Tidak ada yang memberitahu ku pasal asal-usul keluarga. Yang dulu aku tau hanyalah bunda adalah ibu ku dan ayah Gempa adalah ayah ku.
Aku meragukan ingatan ku yang tampak remang saat aku berumur 5 tahun lalu, menangisi orang lain yang meninggalkan ku setelah bersitegang dengan bunda, dan aku memanggil pria itu sebagai ayah ku.
Halilintar dan bunda selalu mengatakan bahwa ayah Gempa adalah ayah kandung ku. Selalu meyakinkan ku bahwa pria paruh baya yang tinggal dirumah ku adalah ayah ku.
Tapi aku tidak merasakan adanya sosok ayah dalam tubuhnya, aku tidak merasakan adanya hubungan antara ayah dan anak antara aku dan ayah Gempa. Apakah aku berdosa karena mengatakan itu? Semua itu membuat ku ragu, ingatan atau fakta yang ada disekitar ku yang harus ku percaya?
4 tahun lalu, kelas 12 SMA.
Saat itu sedang ada pelajaran Biologi, pelajaran yang tidak Blaze sukai. Aku menatap Blaze yang duduk sebangku dengan ku, anak itu selalu tertidur pulas disaat jam pelajaran ini berlangsung. Guru yang mengajar pun selalu menggelengkan kepala melihat kelakuan Blaze disaat jam pelajarannya.
Hari ini sudah masuk materi tentang Gen. Guru ku dengan senang hati menjelaskan tentang Gen, aku memperhatikannya dengan malas.
"Pak, saya mau tanya," salah satu siswi dikelas mengacungkan tangan untuk bertanya, aku masih menyimaknya dengan seksama. "Oke, kamu mau tanya apa?" Guru ku mempersilahkan siswinya untuk bertanya.
"Katanya tes DNA itu bisa digunakan untuk mencari tahu tentang keluarga. Misalnya, mencari tahu apakah saya benar-benar anak kandung orang tua saya atau tidak? Dan juga katanya, kalau sel darah merah tidak mengandung DNA, tapi saya dengar ada yang bisa menentukan dia anak kandung orang tuanya dari golongan darahnya saja, pak?"
Aku tidak mengerti apa yang anak ini maksud. Dari golongan darah, memangnya bisa?
Entah kenapa otak ku yang biasanya masih loading saat pelajaran seperti ini, tapi sekarang aku langsung menegakkan punggung menunggu jawaban dari bapak guru.
"Itu masih masuk dibab pewarisan sifat nanti, tapi ndak papa saya jelaskan."
Guru tersebut menuliskan beberapa kumpulan I yang digabung dengan huruf A,B,O dipapan tulis yang membuat kepala ku pusing.
IAIO, IBIO, IAIB, IOIO (A,B,O-nya ditulis di kanan atas I), ya intinya seperti itu.
"Kalian pasti tahukan apa itu sistem ABO? Nah, dari sini kalian bisa menentukan apakah kalian anak kandung orang tua kalian atau bukan. Kalau misalnya golongan darah ayah kalian A dan golongan darah ibu kalian juga A, maka keturunannya tidak mungkin memiliki golongan darah B tapi bisa memiliki golongan darah O, tapi kalau misalnya golongan darah kalian B, berarti kalian bukan anak kandungnya."

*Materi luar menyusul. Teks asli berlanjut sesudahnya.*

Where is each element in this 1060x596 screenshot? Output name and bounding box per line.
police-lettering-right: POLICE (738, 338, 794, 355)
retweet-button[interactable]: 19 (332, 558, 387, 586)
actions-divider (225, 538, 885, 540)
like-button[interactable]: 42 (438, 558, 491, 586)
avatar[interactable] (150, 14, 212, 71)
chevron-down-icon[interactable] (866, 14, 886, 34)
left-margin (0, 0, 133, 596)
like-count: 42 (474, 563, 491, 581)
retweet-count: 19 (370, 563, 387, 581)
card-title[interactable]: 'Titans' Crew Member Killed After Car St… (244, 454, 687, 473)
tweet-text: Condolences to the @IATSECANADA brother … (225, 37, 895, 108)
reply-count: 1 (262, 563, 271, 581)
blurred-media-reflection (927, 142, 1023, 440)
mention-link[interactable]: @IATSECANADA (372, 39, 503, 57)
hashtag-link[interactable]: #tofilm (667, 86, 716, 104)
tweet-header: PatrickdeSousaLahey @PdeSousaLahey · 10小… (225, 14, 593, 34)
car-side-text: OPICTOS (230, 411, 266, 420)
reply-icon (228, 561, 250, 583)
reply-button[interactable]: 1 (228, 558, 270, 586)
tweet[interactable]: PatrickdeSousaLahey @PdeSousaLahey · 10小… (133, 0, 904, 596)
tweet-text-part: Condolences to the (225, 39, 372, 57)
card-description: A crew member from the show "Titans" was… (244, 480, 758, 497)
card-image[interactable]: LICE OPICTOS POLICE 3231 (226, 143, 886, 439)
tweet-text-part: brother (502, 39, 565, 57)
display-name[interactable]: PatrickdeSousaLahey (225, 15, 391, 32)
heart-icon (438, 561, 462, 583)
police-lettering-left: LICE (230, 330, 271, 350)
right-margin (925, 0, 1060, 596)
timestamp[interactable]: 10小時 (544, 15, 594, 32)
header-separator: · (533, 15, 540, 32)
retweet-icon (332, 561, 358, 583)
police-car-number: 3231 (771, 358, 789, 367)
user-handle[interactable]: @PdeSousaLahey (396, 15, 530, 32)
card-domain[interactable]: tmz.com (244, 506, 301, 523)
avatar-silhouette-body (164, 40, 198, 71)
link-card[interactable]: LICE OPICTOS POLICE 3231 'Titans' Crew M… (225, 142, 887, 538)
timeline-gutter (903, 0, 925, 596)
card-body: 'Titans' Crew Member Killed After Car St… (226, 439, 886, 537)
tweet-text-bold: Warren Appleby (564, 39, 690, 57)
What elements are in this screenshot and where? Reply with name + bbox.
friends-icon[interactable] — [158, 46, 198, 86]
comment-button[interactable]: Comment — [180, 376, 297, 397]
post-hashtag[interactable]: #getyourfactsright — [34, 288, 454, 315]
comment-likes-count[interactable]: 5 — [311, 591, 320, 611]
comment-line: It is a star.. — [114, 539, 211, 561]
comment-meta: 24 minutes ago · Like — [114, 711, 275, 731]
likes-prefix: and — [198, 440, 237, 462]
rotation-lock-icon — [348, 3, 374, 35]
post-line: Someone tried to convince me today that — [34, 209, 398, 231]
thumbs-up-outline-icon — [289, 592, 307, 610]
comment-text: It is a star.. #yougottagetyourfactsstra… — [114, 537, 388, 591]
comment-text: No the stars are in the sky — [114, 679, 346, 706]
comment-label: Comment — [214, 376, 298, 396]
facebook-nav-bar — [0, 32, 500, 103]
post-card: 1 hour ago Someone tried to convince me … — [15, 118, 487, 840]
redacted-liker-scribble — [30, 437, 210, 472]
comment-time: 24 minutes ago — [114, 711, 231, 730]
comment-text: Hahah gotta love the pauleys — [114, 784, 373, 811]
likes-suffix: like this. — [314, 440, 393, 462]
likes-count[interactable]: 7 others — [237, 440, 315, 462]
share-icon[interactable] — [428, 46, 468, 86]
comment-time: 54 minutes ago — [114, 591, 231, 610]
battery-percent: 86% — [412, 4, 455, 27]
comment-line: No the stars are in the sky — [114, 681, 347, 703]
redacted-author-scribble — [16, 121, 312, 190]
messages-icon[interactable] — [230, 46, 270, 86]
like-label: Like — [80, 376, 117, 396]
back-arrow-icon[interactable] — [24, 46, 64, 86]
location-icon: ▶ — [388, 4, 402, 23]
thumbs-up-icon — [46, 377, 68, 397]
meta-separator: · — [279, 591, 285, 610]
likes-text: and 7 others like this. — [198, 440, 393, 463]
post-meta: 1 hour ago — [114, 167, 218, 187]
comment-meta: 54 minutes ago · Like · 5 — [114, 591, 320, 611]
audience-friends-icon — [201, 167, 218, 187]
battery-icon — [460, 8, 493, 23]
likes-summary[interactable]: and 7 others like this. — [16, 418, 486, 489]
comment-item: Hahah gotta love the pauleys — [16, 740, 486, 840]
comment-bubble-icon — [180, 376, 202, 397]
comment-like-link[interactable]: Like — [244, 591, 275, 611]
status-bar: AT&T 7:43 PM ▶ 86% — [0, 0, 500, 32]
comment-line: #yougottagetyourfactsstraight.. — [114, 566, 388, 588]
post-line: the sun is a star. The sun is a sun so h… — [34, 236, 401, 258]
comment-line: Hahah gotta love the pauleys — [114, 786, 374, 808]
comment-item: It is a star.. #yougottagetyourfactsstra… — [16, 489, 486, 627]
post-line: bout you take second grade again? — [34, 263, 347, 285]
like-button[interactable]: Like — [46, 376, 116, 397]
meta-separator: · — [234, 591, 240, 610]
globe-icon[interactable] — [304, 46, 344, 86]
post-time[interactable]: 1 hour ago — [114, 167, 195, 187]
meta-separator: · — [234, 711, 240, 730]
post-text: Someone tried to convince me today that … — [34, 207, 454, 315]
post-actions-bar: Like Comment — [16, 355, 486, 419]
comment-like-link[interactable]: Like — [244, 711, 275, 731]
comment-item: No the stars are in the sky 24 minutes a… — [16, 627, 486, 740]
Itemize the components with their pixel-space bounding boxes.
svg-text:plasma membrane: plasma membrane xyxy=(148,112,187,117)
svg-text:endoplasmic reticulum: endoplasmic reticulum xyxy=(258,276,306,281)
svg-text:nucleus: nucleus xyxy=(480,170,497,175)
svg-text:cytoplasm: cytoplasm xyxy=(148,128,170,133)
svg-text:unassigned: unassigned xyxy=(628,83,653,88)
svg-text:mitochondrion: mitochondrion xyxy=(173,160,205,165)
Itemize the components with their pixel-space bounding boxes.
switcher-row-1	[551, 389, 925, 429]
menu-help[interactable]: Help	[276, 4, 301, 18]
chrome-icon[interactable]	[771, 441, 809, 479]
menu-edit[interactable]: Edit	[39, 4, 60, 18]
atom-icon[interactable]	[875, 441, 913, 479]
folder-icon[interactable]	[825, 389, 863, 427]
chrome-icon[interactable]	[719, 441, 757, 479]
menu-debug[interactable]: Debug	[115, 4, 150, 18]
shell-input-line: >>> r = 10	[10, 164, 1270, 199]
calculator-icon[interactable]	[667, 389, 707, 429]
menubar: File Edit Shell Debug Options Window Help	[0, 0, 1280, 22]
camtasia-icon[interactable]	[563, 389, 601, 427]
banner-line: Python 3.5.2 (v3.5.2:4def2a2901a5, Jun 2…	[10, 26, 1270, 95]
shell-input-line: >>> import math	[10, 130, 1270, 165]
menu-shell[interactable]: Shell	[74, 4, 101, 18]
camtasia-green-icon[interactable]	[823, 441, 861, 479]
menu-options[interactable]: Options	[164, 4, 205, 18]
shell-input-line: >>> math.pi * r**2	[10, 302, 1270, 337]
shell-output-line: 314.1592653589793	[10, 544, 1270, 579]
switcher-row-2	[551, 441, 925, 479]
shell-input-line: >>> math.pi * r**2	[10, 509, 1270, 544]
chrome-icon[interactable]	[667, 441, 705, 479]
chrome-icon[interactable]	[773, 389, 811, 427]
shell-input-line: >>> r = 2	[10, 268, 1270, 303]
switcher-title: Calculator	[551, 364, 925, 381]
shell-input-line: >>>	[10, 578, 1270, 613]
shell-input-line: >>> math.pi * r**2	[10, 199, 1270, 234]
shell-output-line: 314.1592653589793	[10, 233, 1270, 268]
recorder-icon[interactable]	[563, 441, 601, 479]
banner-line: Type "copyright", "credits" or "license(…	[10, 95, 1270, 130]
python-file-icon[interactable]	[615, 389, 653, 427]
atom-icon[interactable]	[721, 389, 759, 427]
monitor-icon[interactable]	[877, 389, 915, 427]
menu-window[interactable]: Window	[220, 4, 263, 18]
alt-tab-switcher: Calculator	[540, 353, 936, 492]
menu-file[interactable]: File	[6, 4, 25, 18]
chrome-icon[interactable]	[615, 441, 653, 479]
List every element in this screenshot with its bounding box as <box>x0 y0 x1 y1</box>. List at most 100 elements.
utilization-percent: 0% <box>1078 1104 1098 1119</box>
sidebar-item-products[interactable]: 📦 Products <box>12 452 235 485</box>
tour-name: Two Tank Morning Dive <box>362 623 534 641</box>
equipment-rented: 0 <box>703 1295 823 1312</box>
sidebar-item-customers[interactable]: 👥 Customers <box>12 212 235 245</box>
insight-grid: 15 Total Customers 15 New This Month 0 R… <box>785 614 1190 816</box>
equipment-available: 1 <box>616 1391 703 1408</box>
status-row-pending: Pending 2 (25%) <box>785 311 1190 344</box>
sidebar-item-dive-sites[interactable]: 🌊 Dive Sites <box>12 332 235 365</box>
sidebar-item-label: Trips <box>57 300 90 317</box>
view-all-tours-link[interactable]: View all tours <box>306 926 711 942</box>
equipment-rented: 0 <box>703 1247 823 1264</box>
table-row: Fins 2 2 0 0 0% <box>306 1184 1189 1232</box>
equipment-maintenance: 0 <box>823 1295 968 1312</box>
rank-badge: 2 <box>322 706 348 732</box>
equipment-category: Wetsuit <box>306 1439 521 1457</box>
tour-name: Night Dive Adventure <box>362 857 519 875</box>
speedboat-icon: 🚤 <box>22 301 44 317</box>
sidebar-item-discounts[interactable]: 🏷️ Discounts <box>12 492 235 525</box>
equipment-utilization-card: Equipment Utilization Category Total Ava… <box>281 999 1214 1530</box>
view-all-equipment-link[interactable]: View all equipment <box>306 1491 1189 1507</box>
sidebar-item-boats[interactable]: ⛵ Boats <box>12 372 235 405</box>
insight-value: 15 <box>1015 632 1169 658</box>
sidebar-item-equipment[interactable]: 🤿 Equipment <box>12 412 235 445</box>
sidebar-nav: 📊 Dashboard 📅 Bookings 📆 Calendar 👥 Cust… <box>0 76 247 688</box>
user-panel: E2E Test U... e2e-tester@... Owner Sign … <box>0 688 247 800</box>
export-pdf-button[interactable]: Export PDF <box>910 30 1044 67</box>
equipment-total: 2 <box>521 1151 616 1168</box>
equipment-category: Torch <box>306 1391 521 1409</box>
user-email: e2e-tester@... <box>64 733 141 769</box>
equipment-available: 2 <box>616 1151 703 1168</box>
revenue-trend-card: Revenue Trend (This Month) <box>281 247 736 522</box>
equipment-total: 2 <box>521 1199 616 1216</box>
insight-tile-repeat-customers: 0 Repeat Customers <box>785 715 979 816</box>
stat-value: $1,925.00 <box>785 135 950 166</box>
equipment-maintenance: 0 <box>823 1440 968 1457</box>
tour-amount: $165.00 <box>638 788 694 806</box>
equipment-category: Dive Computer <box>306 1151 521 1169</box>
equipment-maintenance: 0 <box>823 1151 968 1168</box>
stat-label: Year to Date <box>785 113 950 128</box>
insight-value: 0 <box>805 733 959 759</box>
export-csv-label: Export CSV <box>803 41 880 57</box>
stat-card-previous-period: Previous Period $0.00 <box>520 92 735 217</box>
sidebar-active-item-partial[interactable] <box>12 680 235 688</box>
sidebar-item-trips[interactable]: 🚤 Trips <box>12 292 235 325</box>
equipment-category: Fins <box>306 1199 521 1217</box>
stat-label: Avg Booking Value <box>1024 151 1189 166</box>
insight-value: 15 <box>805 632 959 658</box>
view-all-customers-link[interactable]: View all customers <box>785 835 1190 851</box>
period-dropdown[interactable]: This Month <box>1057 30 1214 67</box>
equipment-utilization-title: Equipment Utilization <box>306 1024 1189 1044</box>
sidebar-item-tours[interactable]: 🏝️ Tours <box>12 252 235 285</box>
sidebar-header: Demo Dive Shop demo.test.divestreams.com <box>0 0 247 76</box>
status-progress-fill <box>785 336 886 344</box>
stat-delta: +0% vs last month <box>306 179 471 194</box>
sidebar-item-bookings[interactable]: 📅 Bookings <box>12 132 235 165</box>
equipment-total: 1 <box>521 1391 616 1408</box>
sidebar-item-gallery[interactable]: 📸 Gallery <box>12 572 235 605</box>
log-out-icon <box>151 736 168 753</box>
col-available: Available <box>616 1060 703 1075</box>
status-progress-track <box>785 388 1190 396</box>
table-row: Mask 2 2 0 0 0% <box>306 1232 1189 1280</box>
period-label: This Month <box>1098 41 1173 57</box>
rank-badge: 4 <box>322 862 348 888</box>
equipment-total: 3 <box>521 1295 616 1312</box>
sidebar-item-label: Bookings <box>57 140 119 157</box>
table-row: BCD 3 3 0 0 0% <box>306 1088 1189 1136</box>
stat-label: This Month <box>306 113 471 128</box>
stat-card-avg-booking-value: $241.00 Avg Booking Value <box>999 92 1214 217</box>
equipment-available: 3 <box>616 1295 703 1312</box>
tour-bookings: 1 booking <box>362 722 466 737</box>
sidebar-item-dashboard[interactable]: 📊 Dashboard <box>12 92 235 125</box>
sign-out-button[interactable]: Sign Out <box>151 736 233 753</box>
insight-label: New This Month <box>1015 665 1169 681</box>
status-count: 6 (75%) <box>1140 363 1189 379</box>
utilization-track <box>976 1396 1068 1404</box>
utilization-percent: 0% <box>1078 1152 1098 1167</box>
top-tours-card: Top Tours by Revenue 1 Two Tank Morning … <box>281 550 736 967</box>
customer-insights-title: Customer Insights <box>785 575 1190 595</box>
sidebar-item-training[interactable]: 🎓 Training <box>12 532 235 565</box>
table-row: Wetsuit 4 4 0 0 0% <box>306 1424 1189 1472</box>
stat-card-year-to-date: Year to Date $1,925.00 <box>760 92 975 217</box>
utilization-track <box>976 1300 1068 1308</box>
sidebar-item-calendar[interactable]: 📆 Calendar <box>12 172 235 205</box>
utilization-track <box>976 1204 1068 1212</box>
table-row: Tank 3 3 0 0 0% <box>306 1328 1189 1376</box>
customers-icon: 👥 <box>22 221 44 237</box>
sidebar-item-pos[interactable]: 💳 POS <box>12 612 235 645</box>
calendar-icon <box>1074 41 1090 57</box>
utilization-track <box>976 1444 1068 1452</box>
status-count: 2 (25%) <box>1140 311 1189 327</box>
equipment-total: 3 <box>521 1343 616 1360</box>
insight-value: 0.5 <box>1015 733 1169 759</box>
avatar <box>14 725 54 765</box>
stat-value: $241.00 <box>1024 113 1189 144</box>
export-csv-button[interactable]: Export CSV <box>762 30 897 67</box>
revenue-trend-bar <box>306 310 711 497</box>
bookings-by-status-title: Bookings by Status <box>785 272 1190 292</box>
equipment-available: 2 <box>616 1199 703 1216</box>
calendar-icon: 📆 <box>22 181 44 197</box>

Ya Tuhan, kepala ku pening mendengar penjelasannya. Pantas saja Blaze tidak menyukai pelajaran Biologi.
"Kalau orang tua kalian memiliki golongan darah O, maka tidak mungkin menghasilkan anak dengan golongan darah AB." Lanjutnya.
Pembahasan tentang golongan darah hingga gen masih terus berlanjut hingga bel pulang sekolah berbunyi.
Salah satu kesalahan di sekolah ini adalah menaruh jadwal pelajaran Biologi di jam pelajaran terakhir, karenanya banyak anak yang sudah mulai tertidur karena mengantuk, contohnya, Blaze.
Mendengar bel pulang berbunyi, Blaze langsung saja mengangkat kepalanya. Aku yang sedang membersihkan meja hanya bisa memukulnya dengan buku gemas dengan kelakuannya. Giliran bel pulang aja langsung semangat.